The International Monetary Fund (IMF) on Tuesday cut gross domestic product (GDP) growth forecast for India for FY23 by 80 basis points to 7.4 per cent. According to report, the growth forecast has been slashed by IMF because of less favourable external conditions and rapid policy tightening by the Reserve Bank of India (RBI).
In an update to its World Economic Outlook report, the IMF on Tuesday said, “For India, the revision reflects mainly less favourable external conditions and more rapid policy tightening.”
The IMF said that a tentative global recovery in 2021 was followed by “increasingly gloomy developments" in 2022 as several shocks hit the world economy, including tighter financial conditions led by higher-than-expected inflation worldwide, a worse-than-anticipated slowdown in China, and negative spillovers from the war in Ukraine.
IMF in its World Economic Outlook Update: Gloomy and More Uncertain, said, “…Likewise, the outlook for India has been revised down by 0.8 percentage point, to 7.4 percent.

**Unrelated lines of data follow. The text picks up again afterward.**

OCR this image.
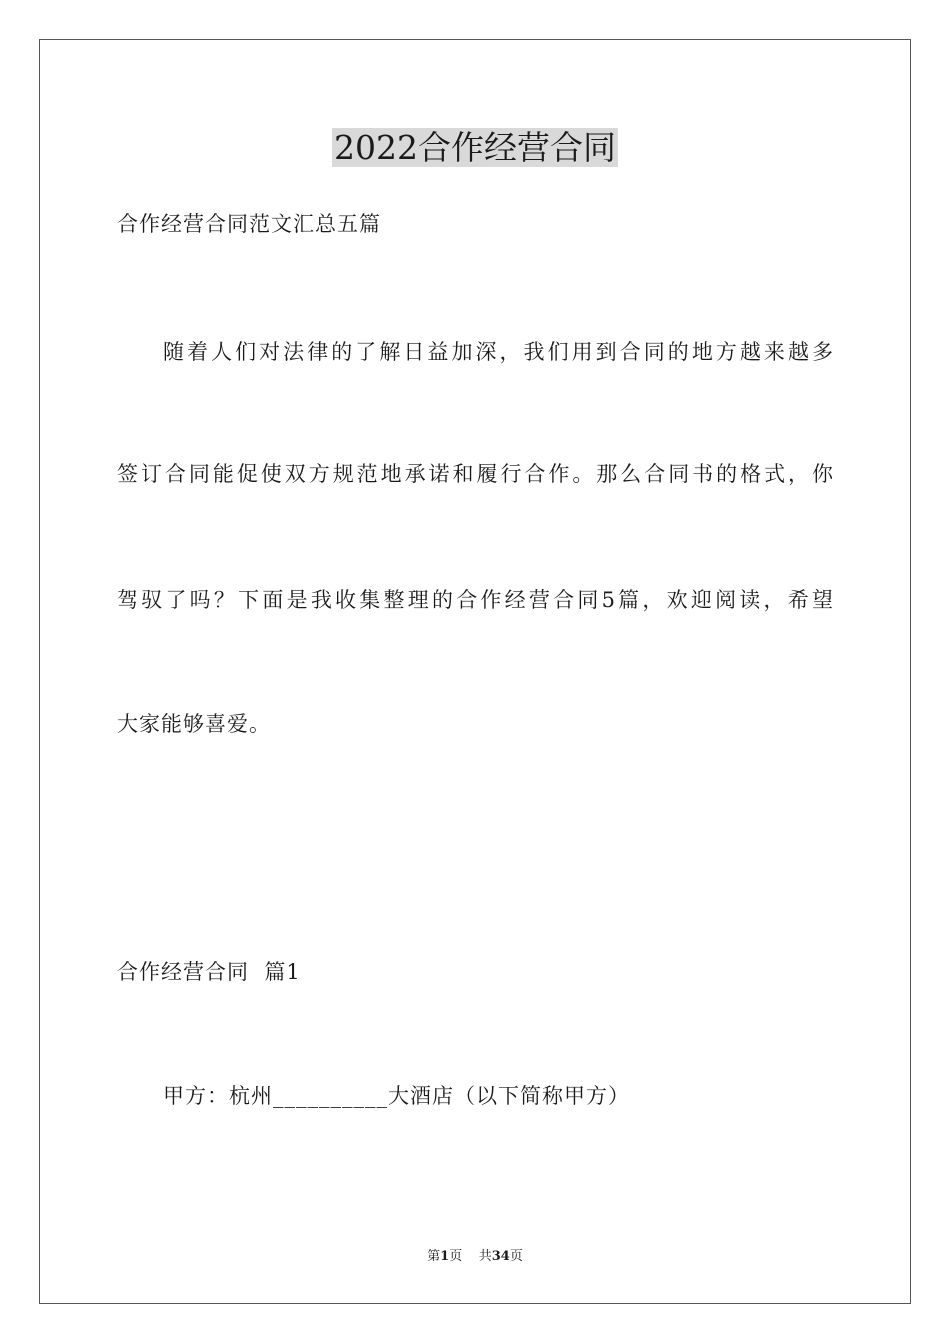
2022合作经营合同
合作经营合同范文汇总五篇
随着人们对法律的了解日益加深，我们用到合同的地方越来越多
签订合同能促使双方规范地承诺和履行合作。那么合同书的格式，你
驾驭了吗？下面是我收集整理的合作经营合同5篇，欢迎阅读，希望
大家能够喜爱。
合作经营合同  篇1
甲方：杭州__________大酒店（以下简称甲方）
第1页 共34页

For India, the revision reflects mainly less favourable external conditions and more rapid policy tightening.”
Despite the downgrade to the growth forecast, India will remain one of the fastest growing key economies in the world in FY23 and FY24, the IMF said.
The report mentioned China’s growth is estimated to slow down to 3.3 per cent in 2022 from 4.4 per cent estimated earlier.
In its report, IMF has cut its global growth projections for 2022 and 2023, dubbing the world’s economic outlook “gloomy and more uncertain.” The IMF expects the world economy to grow 3.2 per cent this year, before slowing further to a 2.9 per cent GDP rate in 2023.
The revisions mark a downgrade of 0.4 and 0.7 percentage points, respectively, from its April projections.